The combination of eribulin plus pembrolizumab is well tolerated and demonstrates favourable antitumour activity in metastatic triple-negative breast cancer (mTNBC), with line of therapy and PD-L1 status factoring in treatment efficacy, according to the results of the phase Ib/II ENHANCE 1 study.

ENHANCE 1 included 167 patients: seven in phase Ib and 160 in phase II. For each 21-day cycle, patients in phase Ib received intravenous (IV) eribulin 1.4 mg/m² on days 1 and 8, along with IV pembrolizumab 200 mg on day 1. The same dose would be used in the phase II treatment if only ≤1 patient had a dose-limiting toxicity (DLT) in the first cycle. However, if DLT occurred in ≥2 patients, then the eribulin dose would be reduced to 1.1 mg/m².

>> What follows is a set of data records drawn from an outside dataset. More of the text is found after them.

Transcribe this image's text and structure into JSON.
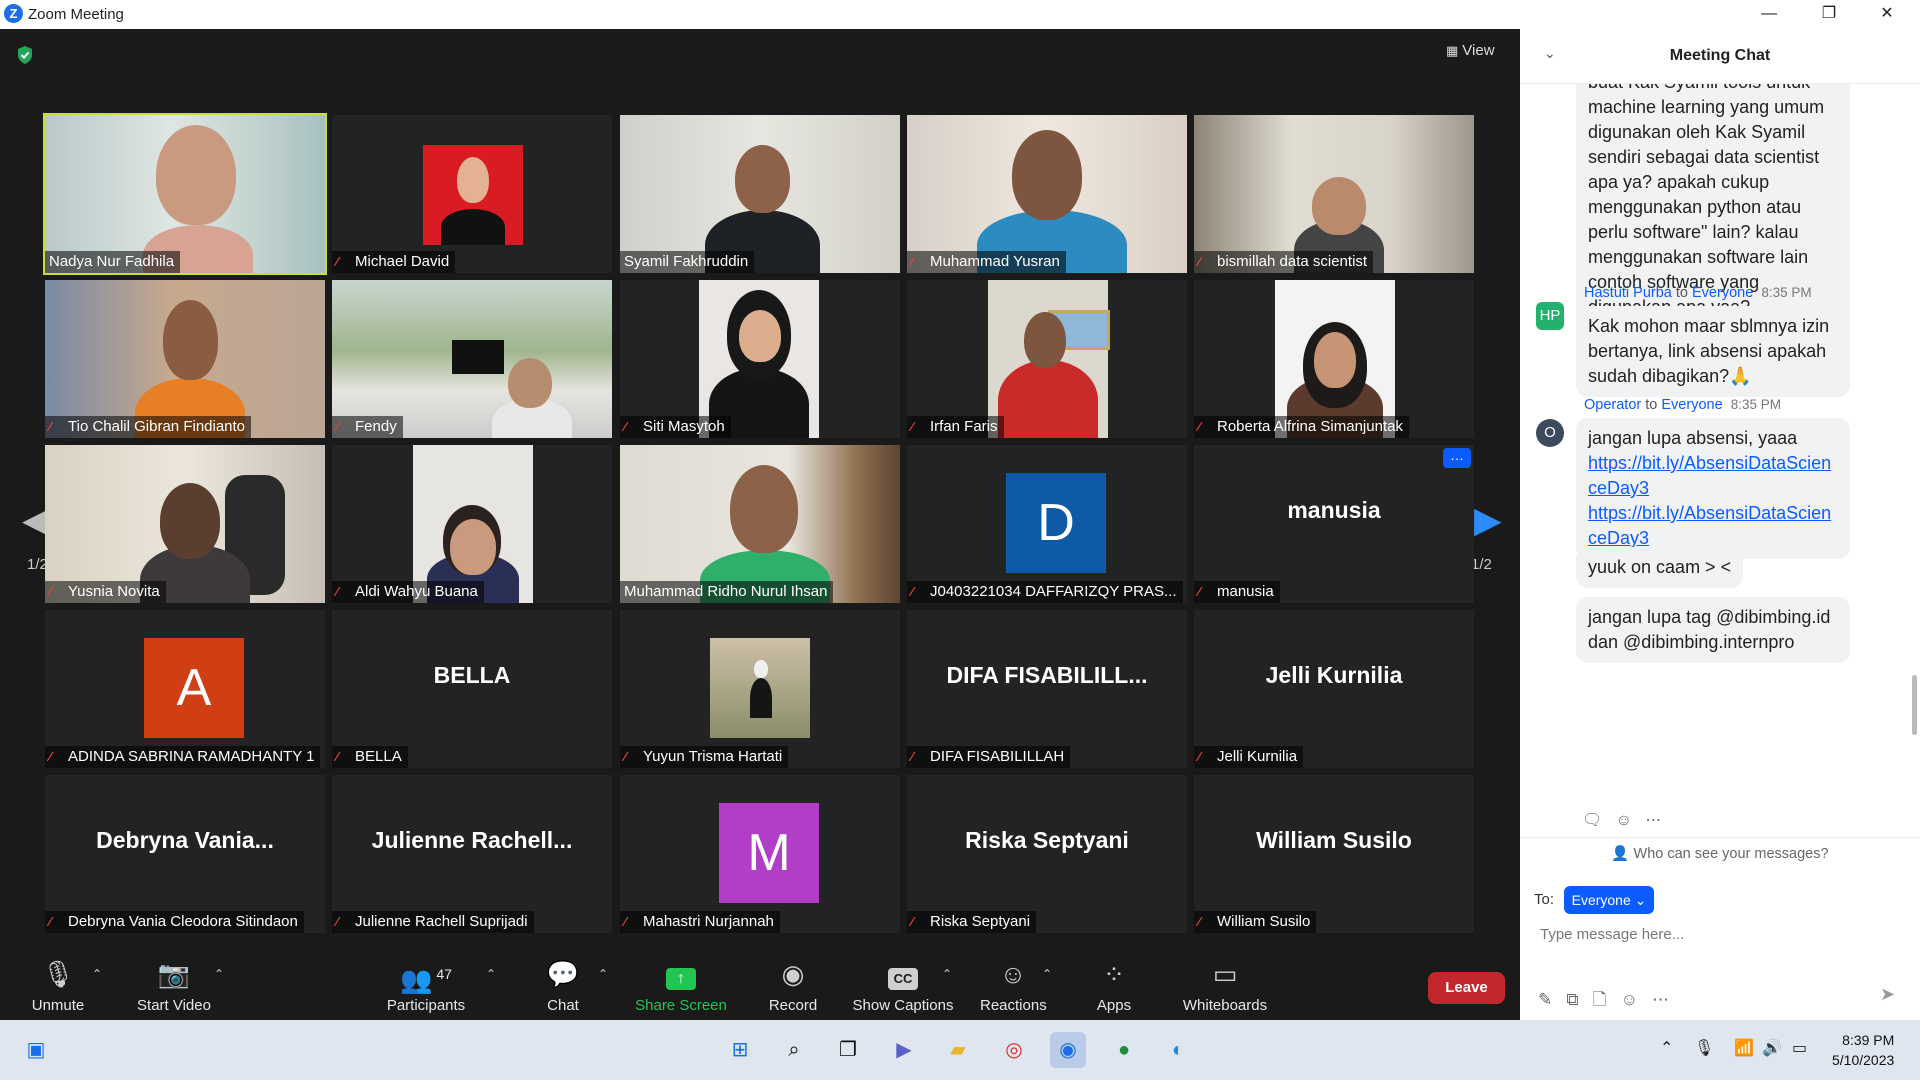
{
  "window": {
    "title": "Zoom Meeting",
    "logo": "Z",
    "minimize": "—",
    "maximize": "❐",
    "close": "✕"
  },
  "meeting": {
    "view_label": "View"
  },
  "pager": {
    "left": "1/2",
    "right": "1/2"
  },
  "tiles": [
    {
      "name": "Nadya Nur Fadhila"
    },
    {
      "name": "Michael David"
    },
    {
      "name": "Syamil Fakhruddin"
    },
    {
      "name": "Muhammad Yusran"
    },
    {
      "name": "bismillah data scientist"
    },
    {
      "name": "Tio Chalil Gibran Findianto"
    },
    {
      "name": "Fendy"
    },
    {
      "name": "Siti Masytoh"
    },
    {
      "name": "Irfan Faris"
    },
    {
      "name": "Roberta Alfrina Simanjuntak"
    },
    {
      "name": "Yusnia Novita"
    },
    {
      "name": "Aldi Wahyu Buana"
    },
    {
      "name": "Muhammad Ridho Nurul Ihsan"
    },
    {
      "name": "J0403221034 DAFFARIZQY PRAS...",
      "avatar": "D"
    },
    {
      "name": "manusia",
      "display": "manusia"
    },
    {
      "name": "ADINDA SABRINA RAMADHANTY 1",
      "avatar": "A"
    },
    {
      "name": "BELLA",
      "display": "BELLA"
    },
    {
      "name": "Yuyun Trisma Hartati"
    },
    {
      "name": "DIFA FISABILILLAH",
      "display": "DIFA  FISABILILL..."
    },
    {
      "name": "Jelli Kurnilia",
      "display": "Jelli Kurnilia"
    },
    {
      "name": "Debryna Vania Cleodora Sitindaon",
      "display": "Debryna  Vania..."
    },
    {
      "name": "Julienne Rachell Suprijadi",
      "display": "Julienne  Rachell..."
    },
    {
      "name": "Mahastri Nurjannah",
      "avatar": "M"
    },
    {
      "name": "Riska Septyani",
      "display": "Riska Septyani"
    },
    {
      "name": "William Susilo",
      "display": "William Susilo"
    }
  ],
  "toolbar": {
    "unmute": "Unmute",
    "start_video": "Start Video",
    "participants": "Participants",
    "participants_count": "47",
    "chat": "Chat",
    "share_screen": "Share Screen",
    "record": "Record",
    "show_captions": "Show Captions",
    "captions_icon": "CC",
    "reactions": "Reactions",
    "apps": "Apps",
    "whiteboards": "Whiteboards",
    "leave": "Leave"
  },
  "chat": {
    "title": "Meeting Chat",
    "messages": [
      {
        "text": "buat Kak Syamil tools untuk machine learning yang umum digunakan oleh Kak Syamil sendiri sebagai data scientist apa ya? apakah cukup menggunakan python atau perlu software\" lain? kalau menggunakan software lain contoh software yang digunakan apa yaa?"
      },
      {
        "sender": "Hastuti Purba",
        "to_word": "to",
        "to": "Everyone",
        "time": "8:35 PM",
        "initials": "HP",
        "text": "Kak mohon maar sblmnya izin bertanya, link absensi apakah sudah dibagikan?🙏"
      },
      {
        "sender": "Operator",
        "to_word": "to",
        "to": "Everyone",
        "time": "8:35 PM",
        "initials": "O",
        "text": "jangan lupa absensi, yaaa",
        "link1": "https://bit.ly/AbsensiDataScienceDay3",
        "link2": "https://bit.ly/AbsensiDataScienceDay3"
      },
      {
        "text": "yuuk on caam > <"
      },
      {
        "text": "jangan lupa tag @dibimbing.id dan @dibimbing.internpro"
      }
    ],
    "who_can_see": "Who can see your messages?",
    "to_label": "To:",
    "recipient": "Everyone",
    "placeholder": "Type message here..."
  },
  "taskbar": {
    "time": "8:39 PM",
    "date": "5/10/2023"
  }
}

Patients in the phase II part of the study were enrolled into two strata defined by the number of prior systemic therapies in the metastatic setting (stratum 1: no prior treatment; stratum 2: 1–2 prior treatments).

The safety profile of eribulin plus pembrolizumab was consistent with that reported in monotherapy studies. Fatigue (66 percent) and nausea (58 percent) were the most common treatment-emergent adverse events, followed by peripheral sensory neuropathy (41 percent), alopecia (40 percent), and constipation (37 percent). TEAEs resulted in discontinuation of eribulin, pembrolizumab, or both in 6 percent, 9 percent, and 11 percent of patients, respectively.

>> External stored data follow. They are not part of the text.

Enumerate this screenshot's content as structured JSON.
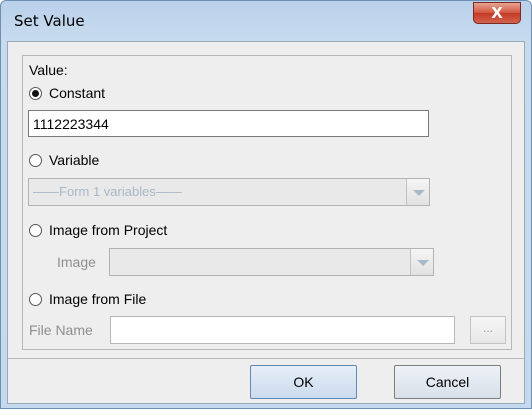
{
  "window": {
    "title": "Set Value",
    "close_glyph": "X"
  },
  "value_label": "Value:",
  "options": {
    "constant": {
      "label": "Constant",
      "selected": true,
      "value": "1112223344"
    },
    "variable": {
      "label": "Variable",
      "selected": false,
      "combo_value": "——Form 1 variables——"
    },
    "image_from_project": {
      "label": "Image from Project",
      "selected": false,
      "field_label": "Image",
      "combo_value": ""
    },
    "image_from_file": {
      "label": "Image from File",
      "selected": false,
      "field_label": "File Name",
      "file_value": "",
      "browse_label": "..."
    }
  },
  "buttons": {
    "ok": "OK",
    "cancel": "Cancel"
  },
  "colors": {
    "title_bar": "#c5d9ee",
    "close_button": "#c94a35",
    "dialog_bg": "#eeeeee"
  }
}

The treatment combination yielded an objective response rate (ORR) of 25.8 percent (95 percent confidence interval [CI], 15.8–38.0) for stratum 1 (n=66) and 21.8 percent (95 percent CI, 14.2–31.1) for stratum 2 (n=101).

ORR among patients with PD-L1–positive tumours (combined positive score ≥1) was numerically higher than among those with negative PD-L1–negative status. This was especially evident in stratum 1 (34.5 percent vs 16.1 percent) than in stratum 2 (24.4 percent vs 18.2 percent).

The findings support further clinical development of the eribulin–pembrolizumab combination as a potential antitumour strategy for patients with mTNBC.